Un cambio estratégico en la Iglesia Católica
Muchos supuestos -que fueron realidad durante un largo tiempo- están derrumbándose en la Iglesia católica. Nadie creía que el papado iba a recaer en un no italiano hasta que recayó en un polaco. Nadie creía que un jesuita llegaría a ser papa hasta que eligieron a Jorge Bergoglio. Nadie creía que un norteamericano se convertiría en el sucesor de Pedro hasta que finalmente ocurrió como acaba de suceder.
Una estrategia revelada por el tiempo
Ahora está claro que la elección de Karol Wojtyla -a la postre Juan Pablo II- significó una salida superada a la interna entre conservadores y progresistas que se bloqueaban mutuamente en el cónclave. Fue una apuesta a devolverle la voz a la “Iglesia del silencio”. La punta de lanza al desmembramiento del imperio soviético. Si con el polaco la clave fue el eje este-oeste, con Francisco lo fue el norte-sur. Había que llegar al tercer mundo, especialmente a los sectores más pobres, que el catolicismo estaba perdiendo a manos de otras creencias o que abrazaban la increencia. Pero también había que abrir la Iglesia de par en par ante una sociedad con otra sensibilidad.
Continuidad y avance con Robert Prevost
La elección papal de Robert Prevost, nacido en Chicago, aunque nacionalizado peruano, también responde a una estrategia. Continuador de la línea de Francisco, aunque con su impronta, coincide con sus posiciones de avanzada en varios aspectos en lo eclesial como que los católicos divorciados en nueva unión puedan comulgar. Y en lo social, por caso, en la defensa de los migrantes y del medioambiente. Además, valora el proceso sinodal que lanzó Francisco para lograr una Iglesia más participativa y dialogante, que es duramente cuestionado por los conservadores porque, dicen, está horizontalizando una institución que consideran por naturaleza vertical.
Un mensaje a través de los nombres
Y mientras Jorge Bergoglio tomó el nombre de Francisco de Asís, un santo que abrazó la pobreza y procuró purificar a la Iglesia, el hecho de que Prevost haya elegido llamarse León XIV remite a León XIII, el fundador de la Doctrina Social de la Iglesia con la encíclica Rerum Novarum. Allí denunciaba la explotación de los pobres y reclamaba salarios justos, pero rechazaba enfáticamente el socialismo. Ello está en línea con el hecho de que en Perú fue obispo de una diócesis pobre y estuvo cercano a los más necesitados y a los migrantes antes de ser llamado a Roma por Francisco para un alto cargo en el Vaticano y ser creado cardenal.
Un desafío para los conservadores
¿Y cuál es la estrategia que se esconde detrás de la elección de un norteamericano como Prevost, más allá de su sintonía con Francisco?

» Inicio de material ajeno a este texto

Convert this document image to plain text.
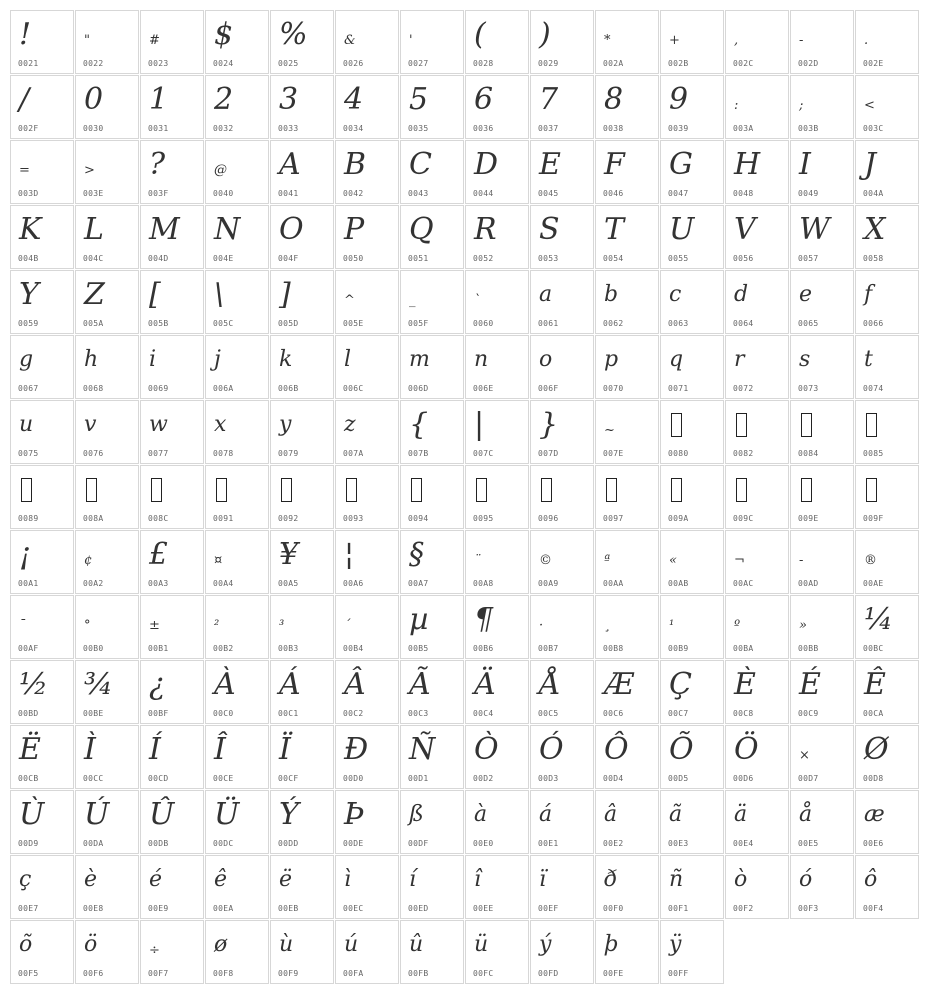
!
0021
"
0022
#
0023
$
0024
%
0025
&
0026
'
0027
(
0028
)
0029
*
002A
+
002B
,
002C
-
002D
.
002E
/
002F
0
0030
1
0031
2
0032
3
0033
4
0034
5
0035
6
0036
7
0037
8
0038
9
0039
:
003A
;
003B
<
003C
=
003D
>
003E
?
003F
@
0040
A
0041
B
0042
C
0043
D
0044
E
0045
F
0046
G
0047
H
0048
I
0049
J
004A
K
004B
L
004C
M
004D
N
004E
O
004F
P
0050
Q
0051
R
0052
S
0053
T
0054
U
0055
V
0056
W
0057
X
0058
Y
0059
Z
005A
[
005B
\
005C
]
005D
^
005E
_
005F
`
0060
a
0061
b
0062
c
0063
d
0064
e
0065
f
0066
g
0067
h
0068
i
0069
j
006A
k
006B
l
006C
m
006D
n
006E
o
006F
p
0070
q
0071
r
0072
s
0073
t
0074
u
0075
v
0076
w
0077
x
0078
y
0079
z
007A
{
007B
|
007C
}
007D
~
007E	0080	0082	0084	0085
0089	008A	008C	0091	0092	0093	0094	0095	0096	0097	009A	009C	009E	009F
¡
00A1
¢
00A2
£
00A3
¤
00A4
¥
00A5
¦
00A6
§
00A7
¨
00A8
©
00A9
ª
00AA
«
00AB
¬
00AC
-
00AD
®
00AE
¯
00AF
°
00B0
±
00B1
²
00B2
³
00B3
´
00B4
µ
00B5
¶
00B6
·
00B7
¸
00B8
¹
00B9
º
00BA
»
00BB
¼
00BC
½
00BD
¾
00BE
¿
00BF
À
00C0
Á
00C1
Â
00C2
Ã
00C3
Ä
00C4
Å
00C5
Æ
00C6
Ç
00C7
È
00C8
É
00C9
Ê
00CA
Ë
00CB
Ì
00CC
Í
00CD
Î
00CE
Ï
00CF
Ð
00D0
Ñ
00D1
Ò
00D2
Ó
00D3
Ô
00D4
Õ
00D5
Ö
00D6
×
00D7
Ø
00D8
Ù
00D9
Ú
00DA
Û
00DB
Ü
00DC
Ý
00DD
Þ
00DE
ß
00DF
à
00E0
á
00E1
â
00E2
ã
00E3
ä
00E4
å
00E5
æ
00E6
ç
00E7
è
00E8
é
00E9
ê
00EA
ë
00EB
ì
00EC
í
00ED
î
00EE
ï
00EF
ð
00F0
ñ
00F1
ò
00F2
ó
00F3
ô
00F4
õ
00F5
ö
00F6
÷
00F7
ø
00F8
ù
00F9
ú
00FA
û
00FB
ü
00FC
ý
00FD
þ
00FE
ÿ
00FF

Por lo pronto, no parece una buena noticia para los sectores conservadores de la Iglesia de los Estados Unidos que constituían el principal frente opositor al pontificado de Jorge Bergoglio.
Un cambio de paradigma en la Iglesia Católica
En medio de la ola conservadora liderada por los Estados Unidos, la elección de un norteamericano con ideas contrapuestas como papa no parece casual, sino parte de una estrategia. La Iglesia católica con ello está diciendo que está dispuesta a dar batalla contra concepciones que considera inhumanas, antievangélicas, sin ser acusada de estar ganada por prejuicios antinorteamericanos y anticapitalistas por un latinoamericano supuestamente prejuicioso y resentido como Francisco.
Siguiendo con las curiosidades, León a XIII fue un papa preocupado por estrechar lazos y fomentar la presencia católica en los Estados Unidos. Ahora, León XIV tiene una tarea si se quiere menos agradable y más terrenal: poner límites a una concepción cruel de la política encarnada esta vez por los populismos de derecha.
Conclusión
La elección del papa Robert Prevost, de origen norteamericano, marca un cambio estratégico en la Iglesia Católica. Con una postura alineada a la de Francisco, el nuevo pontífice representa un desafío para los sectores conservadores, tanto en el ámbito religioso como en el político. Su elección no solo refleja una continuidad en las políticas de apertura y diálogo iniciadas por el Papa Francisco, sino también un mensaje claro de la Iglesia en su lucha contra concepciones inhumanas y antievangélicas en un contexto global de creciente conservadurismo.